I = jCVACωejωt + Q3/(2ε0Am) * (1/d) * t

So the current depends both on time and inversely to displacement?

Last edited: Jul 3, 2013
2. Jul 4, 2013

### unscientific

bumpp. My supervisor believes the current is proportional to the displacement though.

3. Jul 5, 2013

### unscientific

It's application is on a torsional oscillator driven capacitively.

4. Jul 6, 2013

### rude man

If this is a driven system then there must be some sort of torsional spring restraining element between the plates pulling them apart. Because the plates are always drawn together by the applied voltage irrespective of its polarity. What is the torsional spring constant? What is d when the torsion torque is zero?

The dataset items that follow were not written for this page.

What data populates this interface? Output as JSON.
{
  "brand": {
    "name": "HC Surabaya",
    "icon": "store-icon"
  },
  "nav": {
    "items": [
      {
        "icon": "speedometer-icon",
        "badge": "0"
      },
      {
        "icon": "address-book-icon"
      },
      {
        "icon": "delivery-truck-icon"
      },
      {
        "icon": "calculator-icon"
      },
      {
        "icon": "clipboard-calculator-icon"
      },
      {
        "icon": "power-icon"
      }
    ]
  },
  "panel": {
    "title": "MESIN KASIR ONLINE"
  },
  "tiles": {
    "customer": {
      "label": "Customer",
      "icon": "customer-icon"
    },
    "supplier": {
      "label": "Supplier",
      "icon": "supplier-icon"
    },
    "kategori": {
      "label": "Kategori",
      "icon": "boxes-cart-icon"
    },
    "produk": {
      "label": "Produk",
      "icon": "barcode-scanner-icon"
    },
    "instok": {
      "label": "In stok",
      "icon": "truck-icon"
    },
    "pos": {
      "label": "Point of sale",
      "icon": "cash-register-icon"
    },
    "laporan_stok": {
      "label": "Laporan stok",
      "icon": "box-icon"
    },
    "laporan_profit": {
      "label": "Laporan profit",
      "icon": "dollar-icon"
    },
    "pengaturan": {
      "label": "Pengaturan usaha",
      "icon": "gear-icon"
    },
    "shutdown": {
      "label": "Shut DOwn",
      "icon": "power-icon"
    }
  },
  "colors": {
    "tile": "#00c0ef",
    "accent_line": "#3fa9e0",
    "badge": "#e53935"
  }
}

OR: are you sure this is not just a displacement sensor? In other words, is d not the independent variable? In which case force is not a consideration.

5. Jul 7, 2013

### unscientific

The plate is in fact a torsional oscillator, driven capacitively by the electrodes. So a sinusoidal voltage is applied to the electrode which attracts the oscillator at a certain frequency ω. The current depends on the capacitance, which in turn depends on the distance between the electrode and the oscillator. I want to find the relationship between the current observed and the distance between them.

6. Jul 7, 2013

### rude man

So why are you pursuing force on the plates? As I suspected, d is the independent variable. You already did a lot of analysis & came up with (incl. sign correction)
I = jCVACωejωt - V*(ε0A/d2) * d(d)/dt

I suggest replacing d with h to avoid confusion.

So that's I = jCVacωejωt - V*(ε0A/h2) * dh/dt

Now, replacing C with ε0A/h and V with V0 + Vacejwt you get

I = jwε0AVac/h ejwt - (V0 + Vacejwt0A (1/h2) dh/dt.

And that is as far as you can go without knowing what h(t) is.
Of course, replace each term with its real part to get the actual dependence of I on h.

Note that if dh/dt = 0 you get the standard relation between current and voltage of a fixed capacitor.

Last edited: Jul 7, 2013
7. Jul 7, 2013

### unscientific

So I thought. I'm not sure how he got it as linearly related to d; I'll have to look at his working when I go back to the lab and i'll post it here.

8. Jul 7, 2013

### rude man

Thanks. Only thing I can think of is if dh/dt is small, but even then I goes as 1/h, not h.

I suspect we don't have the complete picture. Could you post the question as originally posed? Thanks for posting the answer also, wish more OP's would do that.